President Ruto says dollar rate to go below Ksh.120 'in the next few months'

President William Ruto

President William Ruto has expressed optimism that the dollar exchange rate will soon be below Ksh.120 from its current rate of Ksh.134.

According to President Ruto, the current gains the government is making toward bolstering the economy will massively contribute to assuaging the weak shilling.

Speaking on Tuesday, Ruto said that the drop will be aided by the move to purchase oil products using the Kenyan shilling as opposed to the dollar which costs the nation to cough out Ksh.66.8 Billion ($500 Million) monthly.

"Today as a country we can buy fuel in Kenyan shillings, something that many people never thought would be possible. From this month of April, all our fuel marketers will be able to buy our fuel products in Kenya shillings and it will reduce pressure on our dollars," said Ruto.

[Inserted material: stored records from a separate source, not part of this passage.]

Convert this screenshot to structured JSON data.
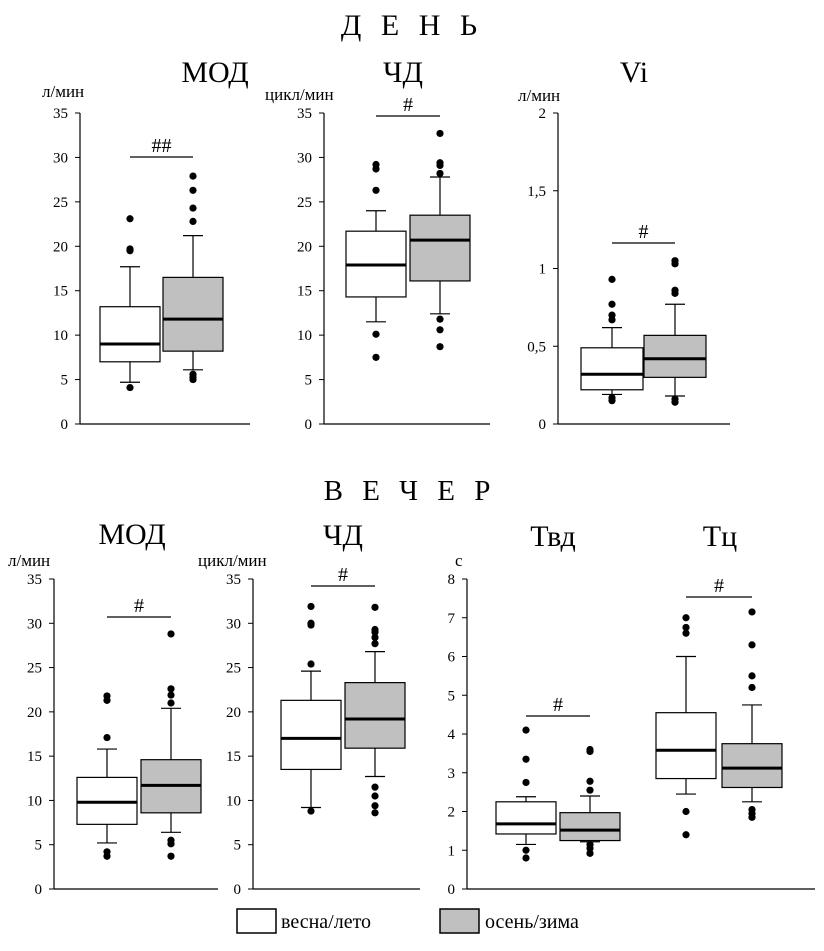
{
  "sections": {
    "top": "Д  Е  Н  Ь",
    "bottom": "В  Е  Ч  Е  Р"
  },
  "colors": {
    "spring_summer": "#ffffff",
    "autumn_winter": "#c0c0c0",
    "stroke": "#000000"
  },
  "legend": {
    "spring_summer": "весна/лето",
    "autumn_winter": "осень/зима"
  },
  "chart_data": [
    {
      "id": "day-mod",
      "type": "boxplot",
      "title": "МОД",
      "ylabel": "л/мин",
      "ylim": [
        0,
        35
      ],
      "yticks": [
        "0",
        "5",
        "10",
        "15",
        "20",
        "25",
        "30",
        "35"
      ],
      "significance": "##",
      "series": [
        {
          "name": "весна/лето",
          "whisker_low": 4.7,
          "q1": 7.0,
          "median": 9.0,
          "q3": 13.2,
          "whisker_high": 17.7,
          "outliers": [
            4.1,
            19.5,
            19.7,
            23.1
          ]
        },
        {
          "name": "осень/зима",
          "whisker_low": 6.1,
          "q1": 8.2,
          "median": 11.8,
          "q3": 16.5,
          "whisker_high": 21.2,
          "outliers": [
            5.0,
            5.3,
            5.6,
            22.8,
            24.3,
            26.3,
            27.9
          ]
        }
      ]
    },
    {
      "id": "day-rr",
      "type": "boxplot",
      "title": "ЧД",
      "ylabel": "цикл/мин",
      "ylim": [
        0,
        35
      ],
      "yticks": [
        "0",
        "5",
        "10",
        "15",
        "20",
        "25",
        "30",
        "35"
      ],
      "significance": "#",
      "series": [
        {
          "name": "весна/лето",
          "whisker_low": 11.5,
          "q1": 14.3,
          "median": 17.9,
          "q3": 21.7,
          "whisker_high": 24.0,
          "outliers": [
            7.5,
            10.1,
            26.3,
            28.7,
            29.2
          ]
        },
        {
          "name": "осень/зима",
          "whisker_low": 12.4,
          "q1": 16.1,
          "median": 20.7,
          "q3": 23.5,
          "whisker_high": 27.8,
          "outliers": [
            8.7,
            10.6,
            11.8,
            28.2,
            29.1,
            29.4,
            32.7
          ]
        }
      ]
    },
    {
      "id": "day-vi",
      "type": "boxplot",
      "title": "Vi",
      "ylabel": "л/мин",
      "ylim": [
        0,
        2
      ],
      "yticks": [
        "0",
        "0,5",
        "1",
        "1,5",
        "2"
      ],
      "significance": "#",
      "series": [
        {
          "name": "весна/лето",
          "whisker_low": 0.19,
          "q1": 0.22,
          "median": 0.32,
          "q3": 0.49,
          "whisker_high": 0.62,
          "outliers": [
            0.15,
            0.17,
            0.67,
            0.7,
            0.77,
            0.93
          ]
        },
        {
          "name": "осень/зима",
          "whisker_low": 0.18,
          "q1": 0.3,
          "median": 0.42,
          "q3": 0.57,
          "whisker_high": 0.77,
          "outliers": [
            0.14,
            0.16,
            0.84,
            0.86,
            1.03,
            1.05
          ]
        }
      ]
    },
    {
      "id": "evening-mod",
      "type": "boxplot",
      "title": "МОД",
      "ylabel": "л/мин",
      "ylim": [
        0,
        35
      ],
      "yticks": [
        "0",
        "5",
        "10",
        "15",
        "20",
        "25",
        "30",
        "35"
      ],
      "significance": "#",
      "series": [
        {
          "name": "весна/лето",
          "whisker_low": 5.2,
          "q1": 7.3,
          "median": 9.8,
          "q3": 12.6,
          "whisker_high": 15.8,
          "outliers": [
            3.7,
            4.2,
            17.1,
            21.3,
            21.8
          ]
        },
        {
          "name": "осень/зима",
          "whisker_low": 6.4,
          "q1": 8.6,
          "median": 11.7,
          "q3": 14.6,
          "whisker_high": 20.4,
          "outliers": [
            3.7,
            5.1,
            5.5,
            21.0,
            21.9,
            22.6,
            28.8
          ]
        }
      ]
    },
    {
      "id": "evening-rr",
      "type": "boxplot",
      "title": "ЧД",
      "ylabel": "цикл/мин",
      "ylim": [
        0,
        35
      ],
      "yticks": [
        "0",
        "5",
        "10",
        "15",
        "20",
        "25",
        "30",
        "35"
      ],
      "significance": "#",
      "series": [
        {
          "name": "весна/лето",
          "whisker_low": 9.2,
          "q1": 13.5,
          "median": 17.0,
          "q3": 21.3,
          "whisker_high": 24.6,
          "outliers": [
            8.8,
            25.4,
            29.8,
            30.0,
            31.9
          ]
        },
        {
          "name": "осень/зима",
          "whisker_low": 12.7,
          "q1": 15.9,
          "median": 19.2,
          "q3": 23.3,
          "whisker_high": 26.8,
          "outliers": [
            8.6,
            9.4,
            10.5,
            11.5,
            27.7,
            28.4,
            29.0,
            29.3,
            31.8
          ]
        }
      ]
    },
    {
      "id": "evening-time",
      "type": "boxplot",
      "ylabel": "с",
      "ylim": [
        0,
        8
      ],
      "yticks": [
        "0",
        "1",
        "2",
        "3",
        "4",
        "5",
        "6",
        "7",
        "8"
      ],
      "groups": [
        {
          "title": "Твд",
          "significance": "#",
          "series": [
            {
              "name": "весна/лето",
              "whisker_low": 1.15,
              "q1": 1.42,
              "median": 1.68,
              "q3": 2.25,
              "whisker_high": 2.38,
              "outliers": [
                0.8,
                1.0,
                2.75,
                3.35,
                4.1
              ]
            },
            {
              "name": "осень/зима",
              "whisker_low": 1.22,
              "q1": 1.25,
              "median": 1.52,
              "q3": 1.97,
              "whisker_high": 2.4,
              "outliers": [
                0.92,
                1.05,
                1.15,
                2.55,
                2.78,
                3.55,
                3.6
              ]
            }
          ]
        },
        {
          "title": "Тц",
          "significance": "#",
          "series": [
            {
              "name": "весна/лето",
              "whisker_low": 2.45,
              "q1": 2.85,
              "median": 3.58,
              "q3": 4.55,
              "whisker_high": 6.0,
              "outliers": [
                1.4,
                2.0,
                6.6,
                6.75,
                7.0
              ]
            },
            {
              "name": "осень/зима",
              "whisker_low": 2.25,
              "q1": 2.62,
              "median": 3.12,
              "q3": 3.75,
              "whisker_high": 4.75,
              "outliers": [
                1.85,
                1.95,
                2.05,
                5.2,
                5.5,
                6.3,
                7.15
              ]
            }
          ]
        }
      ]
    }
  ]
}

"In fact in the next one month or so you will see the dollar exchange rate coming down in a very phenomenal way. In fact in my estimation, in the next couple of months, the exchange rate will come below Ksh.120, maybe Ksh.115."

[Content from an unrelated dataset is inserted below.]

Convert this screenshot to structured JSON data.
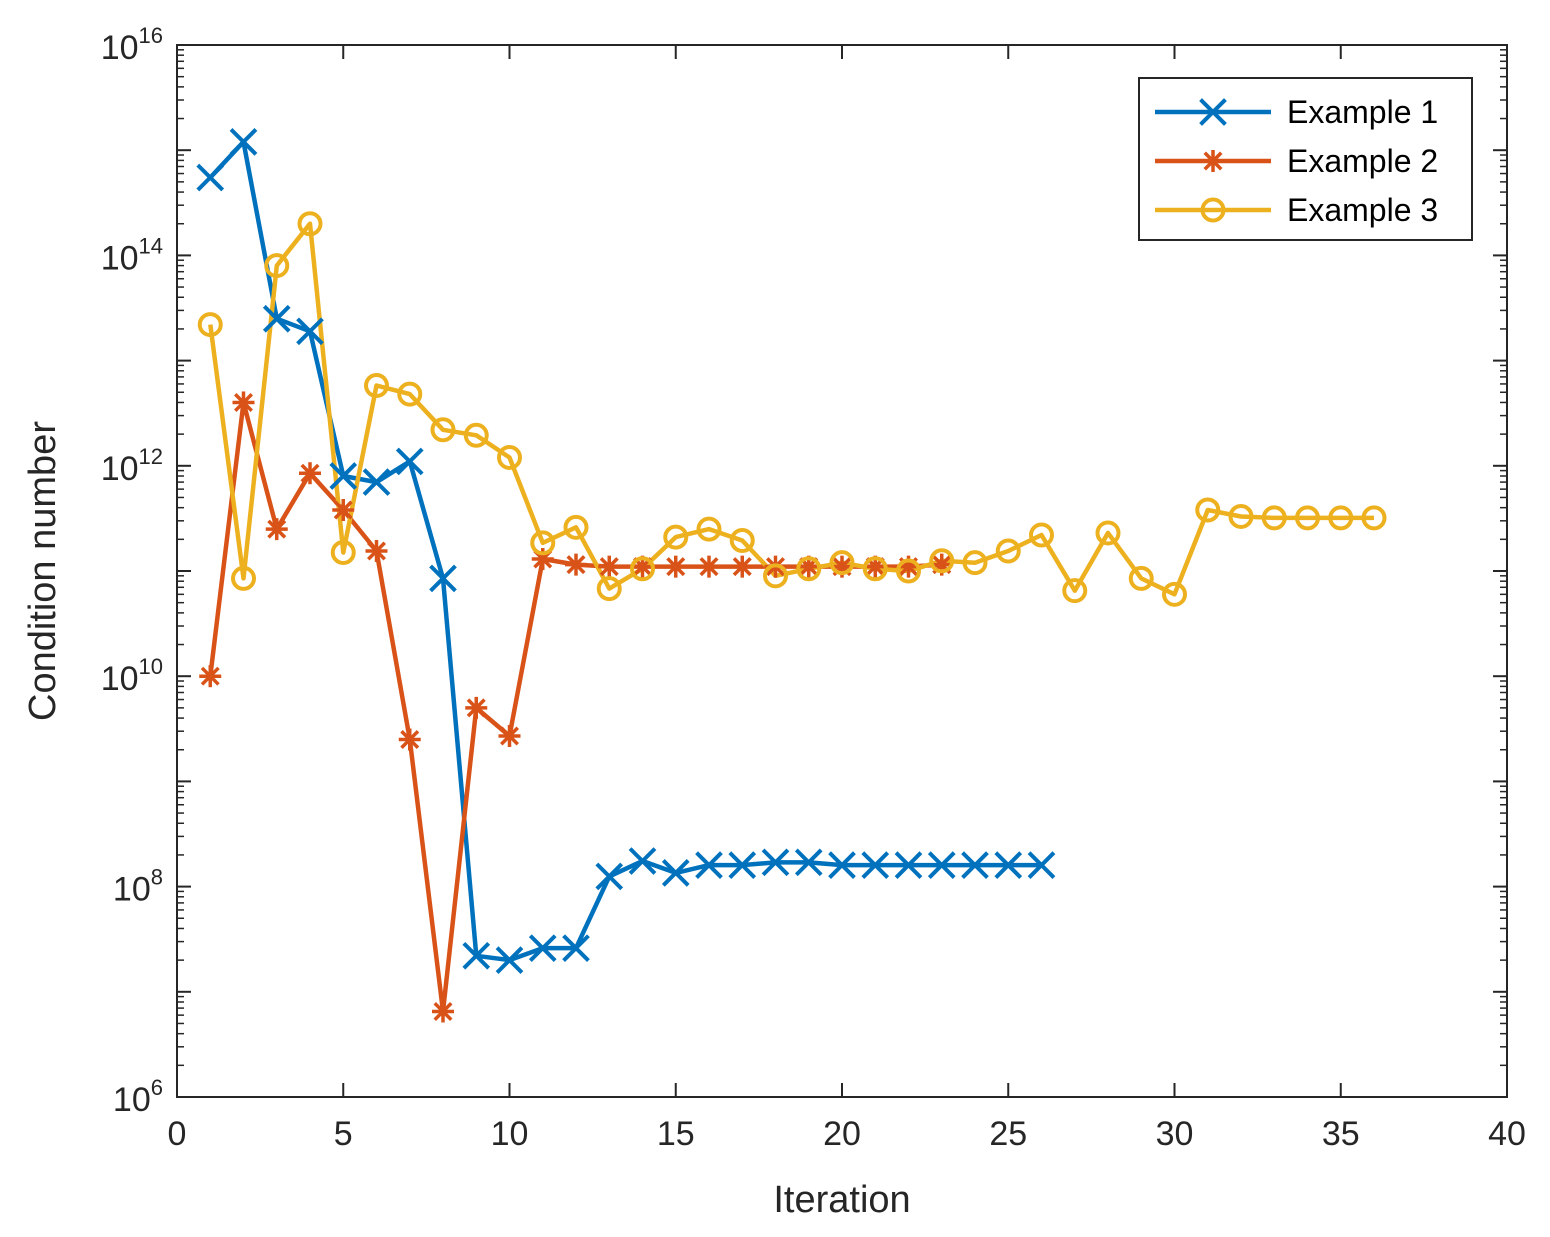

He was speaking during the release of the report on the evaluation of the performance of ministries, state corporations and tertiary institutions for the 2021/2022 financial year at the Kenyatta International Convention Centre (KICC) in Nairobi.

The Head of State went on to commend public servants for their exemplary efforts to tame the current economic crisis with just a few months into office.

He vowed to hold every ministry and public servant accountable to ensure that they discharge their mandates in ensuring that Kenyans enjoy better services.

"I shall exercise my mandate to direct and coordinate the functions of these ministries and government departments, thereby ensuring that your effective performance satisfies the government's contractual obligations with the people."

On March 14, the government entered into an oil importation deal with Saudi Aramco, the world’s biggest oil company, that will see the state import petroleum products under a six months-credit and possibly lead to lower fuel prices.

The government-to-government (G to G) deal will see diesel and Dual-Purpose Kerosene (DPK) being advanced twice a month with the payment falling due six months after the deliveries.

Kenya hopes to relieve the dollar pressure by delaying the payments for petroleum products under the deal that will also see Emirates National Oil Company Group (ENOC) supply three cargoes of petrol every month.

Petroleum imports account for up to 30 per cent of Kenya’s annual import bill.